Photo of Paul Samuelson

Long-renowned economist Paul Samuelson died on December 13 at his home in Belmont, Massachusetts, at the age of 94. In addition to writing Economics in 1948 — which became the best selling economics textbook for several decades, having been translated into forty-one languages and selling over four million copies — Samuelson also won the Nobel Memorial Prize in Economic Sciences in 1970.

The chorus of accolades of effusive praise continues to resonate:

“Through his research, teaching, and writing, [Samuelson] had more on the economic life of this country and the world than any government economic official…”  —Larry Summers, nephew of Samuelson, and Director of the White House National Economic Council.

“Paul Samuelson was both a path-breaking and prolific economic theorist and one of the greatest teachers that economics has ever known.” — Ben Bernanke, Chairman

“Samuelson was the Julia Child of economics…”  — Robert Lucas, Nobel Prize winner

“Paul Samuelson was far and away the leading economist in the country.”  —George Akerlof, Nobel Prize winner

“Paul Samuelson created modern economics…”  —Robert Hall, Stanford University professor

Praise for his work was far from unanimous, however. Dr. Mark Skousen, editor for Forecasts and Strategies, did a detailed analysis of Samuelson’s textbook in 2002, and concluded:

In my judgment, it is difficult to sidestep the conclusion that as the teaching of introductory economics has followed in Samuelson’s footsteps, its advice has contributed to certain of the economic problems that the United States faces today.

Samuelson has appeared to favor a substantial role for the state…[he] has been a strong supporter of the state and [government] antipoverty programs.

From www.finance.yahoo.com comes the admission that “Samuelson was a liberal, and…a follower of British economist John Maynard Keynes, who proposed that a nation needs an activist government that could foster low unemployment by steering tax and monetary policies, even if it meant deficit spending…”

Samuelson well knew what he was doing. He said, “I don’t care who writes a nation’s laws—if I can write its economics textbooks.”

According to the Herald Tribune, Samuelson’s textbook “introduced generations of students to the revolutionary ideas of John Maynard Keynes…who developed the theory that modern market economies could become trapped in depression and would then need a strong push from government …to restore them. Many economics students would never again rest comfortably with the [belief that] private markets would cure unemployment [automatically] without need of government intervention.”

Business Week magazine once said his textbook had “gone a long way in giving the world a common economic language.”

Free-market Economist Milton Friedman (who won the Nobel Prize in economics in 1976 and who first met Samuelson while both were students at the University of Chicago) disagreed with Samuelson’s solutions and emphasis on government interference in the marketplace. The two would often appear in public debates, and wrote opposing views for several years in columns in Newsweek magazine.
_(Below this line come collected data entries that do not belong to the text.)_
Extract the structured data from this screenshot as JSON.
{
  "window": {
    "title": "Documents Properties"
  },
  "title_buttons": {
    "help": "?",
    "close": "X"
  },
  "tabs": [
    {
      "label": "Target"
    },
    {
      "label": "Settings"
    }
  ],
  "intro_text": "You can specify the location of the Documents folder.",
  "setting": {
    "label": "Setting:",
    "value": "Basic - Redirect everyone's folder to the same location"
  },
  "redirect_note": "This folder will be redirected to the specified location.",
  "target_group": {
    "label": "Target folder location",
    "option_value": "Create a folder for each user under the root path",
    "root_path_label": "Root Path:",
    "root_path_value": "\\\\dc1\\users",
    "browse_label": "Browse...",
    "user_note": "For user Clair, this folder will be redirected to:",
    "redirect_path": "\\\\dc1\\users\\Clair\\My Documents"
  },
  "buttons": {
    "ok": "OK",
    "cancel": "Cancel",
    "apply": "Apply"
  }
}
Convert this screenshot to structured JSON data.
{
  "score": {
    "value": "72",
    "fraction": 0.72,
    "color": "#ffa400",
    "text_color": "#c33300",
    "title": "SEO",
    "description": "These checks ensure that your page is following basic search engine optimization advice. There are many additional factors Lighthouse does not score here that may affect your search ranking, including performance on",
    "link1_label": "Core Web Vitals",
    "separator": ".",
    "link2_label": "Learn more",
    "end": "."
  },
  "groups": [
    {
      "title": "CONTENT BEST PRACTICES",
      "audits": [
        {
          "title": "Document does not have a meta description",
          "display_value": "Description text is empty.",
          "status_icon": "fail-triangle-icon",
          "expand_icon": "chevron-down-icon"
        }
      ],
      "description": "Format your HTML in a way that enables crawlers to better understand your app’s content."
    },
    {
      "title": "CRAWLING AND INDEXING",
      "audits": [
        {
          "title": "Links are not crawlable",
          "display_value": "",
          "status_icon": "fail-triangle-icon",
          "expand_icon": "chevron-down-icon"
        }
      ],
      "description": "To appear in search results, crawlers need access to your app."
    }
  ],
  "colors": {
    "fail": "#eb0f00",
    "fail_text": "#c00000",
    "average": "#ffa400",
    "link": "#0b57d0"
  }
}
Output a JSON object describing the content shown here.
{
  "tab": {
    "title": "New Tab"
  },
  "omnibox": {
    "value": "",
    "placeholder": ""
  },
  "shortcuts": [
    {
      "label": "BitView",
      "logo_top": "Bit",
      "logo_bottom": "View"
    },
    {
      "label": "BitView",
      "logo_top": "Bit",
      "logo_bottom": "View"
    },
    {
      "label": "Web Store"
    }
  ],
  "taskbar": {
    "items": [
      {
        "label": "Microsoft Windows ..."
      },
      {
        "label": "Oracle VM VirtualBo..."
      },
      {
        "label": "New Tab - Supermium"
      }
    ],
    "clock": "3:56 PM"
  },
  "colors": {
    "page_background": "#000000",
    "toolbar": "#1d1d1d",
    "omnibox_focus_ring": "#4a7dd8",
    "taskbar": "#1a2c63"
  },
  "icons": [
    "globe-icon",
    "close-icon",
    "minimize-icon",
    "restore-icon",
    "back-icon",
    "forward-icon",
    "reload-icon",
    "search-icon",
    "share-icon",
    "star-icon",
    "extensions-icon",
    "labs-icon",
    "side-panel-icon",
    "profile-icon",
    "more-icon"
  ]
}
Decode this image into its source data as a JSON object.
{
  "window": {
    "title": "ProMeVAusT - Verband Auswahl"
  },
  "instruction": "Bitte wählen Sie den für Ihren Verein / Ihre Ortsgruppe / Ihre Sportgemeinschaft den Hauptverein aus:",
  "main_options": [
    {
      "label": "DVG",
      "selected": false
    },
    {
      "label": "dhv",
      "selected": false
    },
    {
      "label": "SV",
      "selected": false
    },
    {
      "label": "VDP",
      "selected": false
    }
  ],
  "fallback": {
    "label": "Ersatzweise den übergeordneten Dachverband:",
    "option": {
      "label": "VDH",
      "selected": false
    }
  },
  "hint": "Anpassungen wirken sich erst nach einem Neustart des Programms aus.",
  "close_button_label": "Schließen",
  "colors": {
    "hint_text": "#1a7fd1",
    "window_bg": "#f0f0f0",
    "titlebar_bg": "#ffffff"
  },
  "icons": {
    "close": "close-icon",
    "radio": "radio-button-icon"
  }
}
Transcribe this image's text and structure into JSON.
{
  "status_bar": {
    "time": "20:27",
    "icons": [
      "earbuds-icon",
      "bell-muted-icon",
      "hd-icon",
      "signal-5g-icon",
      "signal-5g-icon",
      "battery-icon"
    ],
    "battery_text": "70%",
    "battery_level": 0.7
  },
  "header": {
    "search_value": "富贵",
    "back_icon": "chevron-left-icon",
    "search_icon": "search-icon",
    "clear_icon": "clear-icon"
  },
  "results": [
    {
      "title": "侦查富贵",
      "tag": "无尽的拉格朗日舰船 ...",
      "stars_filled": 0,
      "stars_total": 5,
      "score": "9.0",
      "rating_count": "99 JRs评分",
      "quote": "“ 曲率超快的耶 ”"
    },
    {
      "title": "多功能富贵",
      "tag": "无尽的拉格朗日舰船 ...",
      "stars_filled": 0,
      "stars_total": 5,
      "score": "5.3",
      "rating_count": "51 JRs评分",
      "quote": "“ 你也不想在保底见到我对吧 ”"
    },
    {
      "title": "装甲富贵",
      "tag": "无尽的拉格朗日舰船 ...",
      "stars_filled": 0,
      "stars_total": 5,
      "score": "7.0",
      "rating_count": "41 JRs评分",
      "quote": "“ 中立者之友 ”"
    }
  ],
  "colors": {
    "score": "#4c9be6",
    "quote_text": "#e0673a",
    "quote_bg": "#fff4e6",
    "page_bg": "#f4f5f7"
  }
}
In addition, Friedman’s position was persuasively presented through his PBS television series, Free to Choose.

So effective was Friedman in his public debates with Samuelson that Samuelson said “he always had fear in his when he prepared for combat with Friedman, who was a formidable opponent.” He said, “If you looked at a transcript [of a debate] afterward, it might seem clear that you had won the debate on points. But somehow, with members of the audience, you always seemed to come off as elite, and Milton seemed to have won the day.”

According to James Poterba, former head of MIT’s Department of Economics, “Samuelson leaves an immense legacy…as one of the giants on whose shoulders every contemporary economist stands.”

Many, however, take strong exception to that. Nearly 300 economists recently signed a petition opposing federal stimulus funds. The petition states:

Notwithstanding reports that all economists are now Keynesians, we do not believe that more government spending is a way to improve economic performance.

Peter Robinson, writing as Man Friday in Forbes magazine, quotes Samuelson as having said, “Everyone understands that there can be no solution without government.” Robinson asks, “If [these] economists and more than half the people are against you, then who is this “everyone” of whom you spoke?”